Tuesday, January 17, 2012

Praying to our families?

From a correspondent, lightly edited for style:

So Sunday in sharing time* they were doing some sort of game and they were presenting scenarios and the kids had to choose the right. They were things like “You are invited on a cruise that goes over Sunday, what should you do?” (Of course, the “correct” answer was don’t go; [my daughter] said that would be stupid, of course she’d go.)** One of the scenarios was that you are in bed trying to go to sleep and your parents call you down for family prayer. [My daughter] was utterly confused. She said she sat there with a strange look on her face trying to figure out what in the world “family prayer” is. She’d never heard of it. She was sure our family had never done it. She couldn’t figure it out. She laughed and laughed when I told her that family prayer is simply a prayer you do with your family. She was like “Then why didn’t they just say that?”

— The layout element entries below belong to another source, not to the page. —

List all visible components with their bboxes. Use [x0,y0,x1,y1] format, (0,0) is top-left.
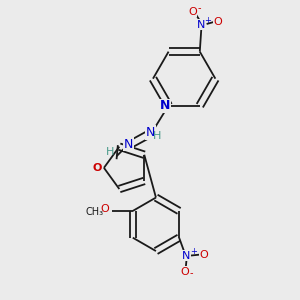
Text: -: - [190,268,193,278]
Text: H: H [153,131,161,141]
Text: -: - [197,3,201,13]
Text: +: + [204,16,211,25]
Text: O: O [199,250,208,260]
Text: N: N [146,126,155,139]
Text: O: O [188,7,197,16]
Text: N: N [124,138,133,151]
Text: +: + [190,247,197,256]
Text: O: O [100,204,109,214]
Text: O: O [213,17,222,27]
Text: O: O [93,163,102,173]
Text: O: O [180,267,189,277]
Text: N: N [182,250,191,260]
Text: N: N [197,20,206,30]
Text: CH₃: CH₃ [86,206,104,217]
Text: N: N [160,99,170,112]
Text: H: H [106,147,114,158]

It reminds me a bit of my own experience with the term “family home evening”.

* For those who don’t know, this is a part of primary, the church’s organization for three- to eleven-year olds.

** My thought on this: Who’s inviting our kids on cruises, anyway?

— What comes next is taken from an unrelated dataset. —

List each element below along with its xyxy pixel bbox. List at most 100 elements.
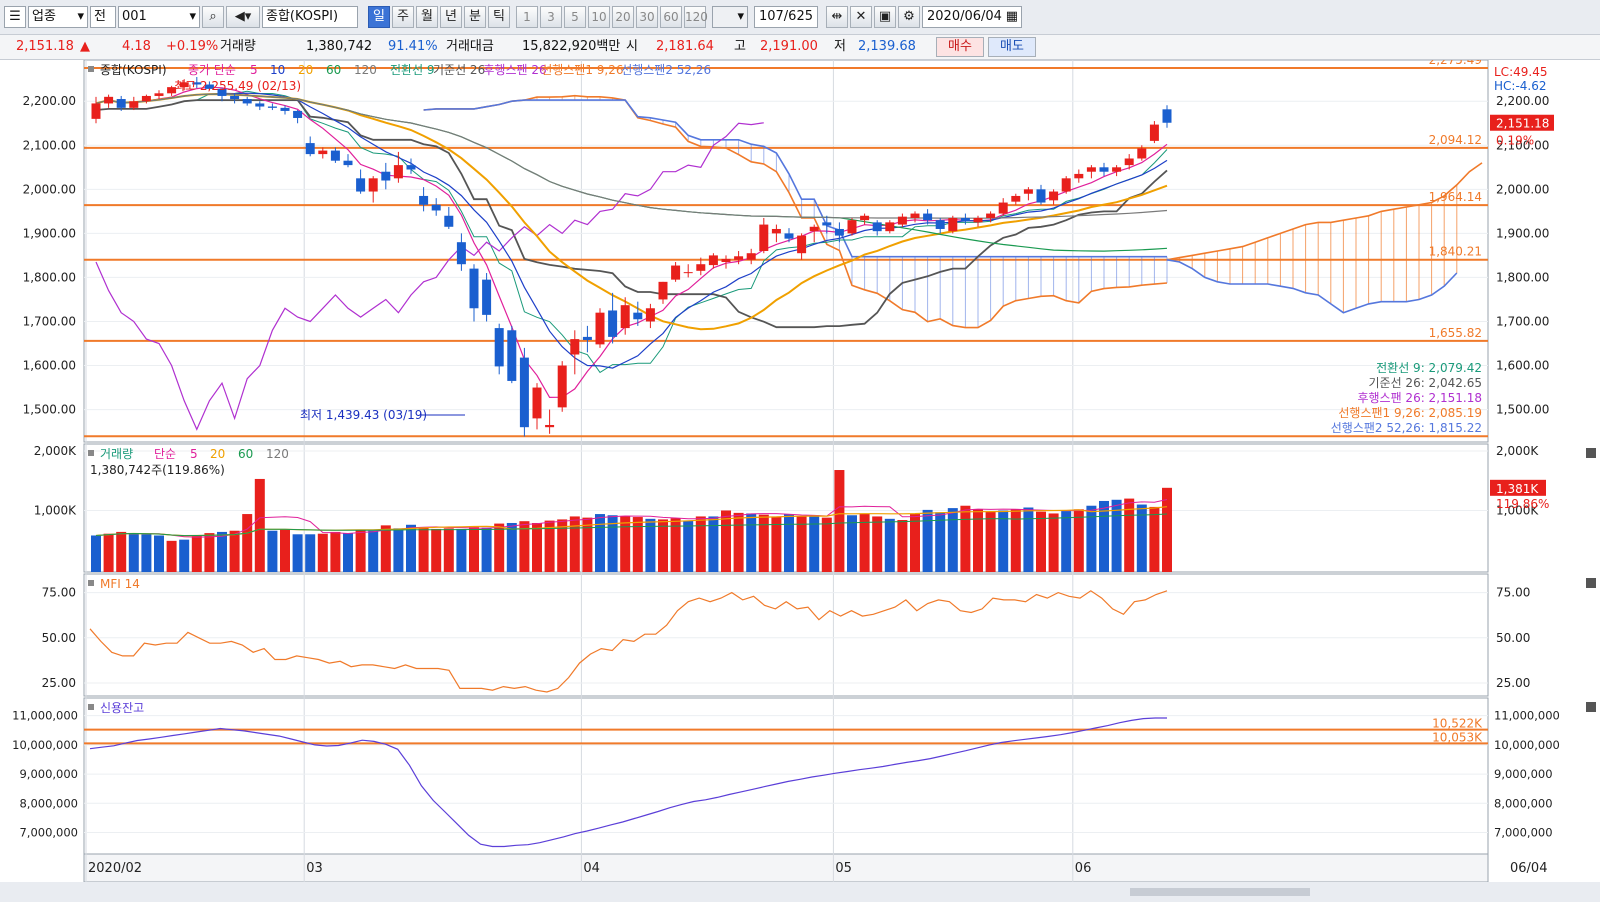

Saturday, January 14, 2012

A room full of men

Church disciplinary councils,* by their nature as something involving deliberations by a bishopric or stake presidency and high council,** consistently result in decisions pondered upon and delivered by men. It leads me to wonder: Is it just an accident of history that we exclude women from such decisions, or is there something else going on?

* I totally get why they’re not called church courts any more, but church disciplinary councils really does lack any punch, you know?

** Yes, i know there are other possible configurations—these are just the most widespread. My larger point remains valid for all possibilities, though.

Tuesday, January 10, 2012

Are Mormons weird?

So as many of you know, a Mormon, Mitt Romney, currently has the inside track for his party’s nomination for president of the United States. Some months ago there was a bit of a flare-up when some people close to Barack Obama, the incumbent president and his party’s presumptive nominee, called Mitt Romney “weird”. A number of people—including a lot of Mormons—objected to this characterization, saying that weird was being used as a code word for Mormon, and that calling Mitt Romney such things was merely a case of religious bigotry.

Folks? Mitt Romney has done things like taking his family on holiday with his dog strapped to the top of the car. Now, this sort of thing doesn’t really have much direct bearing on someone’s ability to act as president of a country, but it certainly is weird.

Really, Mormons, let’s not be quite that paranoid. It is quite possible for a Mormon to be weird without that weirdness being the result of being Mormon, after all.

Saturday, January 7, 2012

Marking devotion

As some of you know, a part of my scholarly research deals with the relationship between religious affiliation and devotion on the one hand, and language use on the other. Right now i’m at the annual meeting of the Linguistic Society of America, and in discussing this topic with other researchers, an interesting couple of questions about ways Mormons mark themselves as devout or not came up, and i didn’t know the answer—so i’m crowdsourcing it.

We all know that devout Mormons don’t drink coffee or tea (as in infusions made from tea leaves). Some Mormons mark themselves as extra devout by abstaining from all caffeine-containing foods, but with chocolate (in both liquid and solid forms) excepted. So, the questions:
  1. Are there any Mormons who mark themselves as hyper-devout by choosing to abstain from chocolate due to its caffeine content?
  2. How do fundamentalist (i.e., polygynous) Mormons mark themselves in terms of abstaining or not abstaining from any of these food and drink items?

Tuesday, January 3, 2012

Blessing gowns

Why, when babies are given a name and a blessing in font of the congregation, do we usually dress them in white? Yeah, church policy requires white clothing for baptisms and for temple weddings, but it’s not required for every ordinance, even for every saving ordinance (e.g., confirmations). So why do we dress babies in white for their blessings?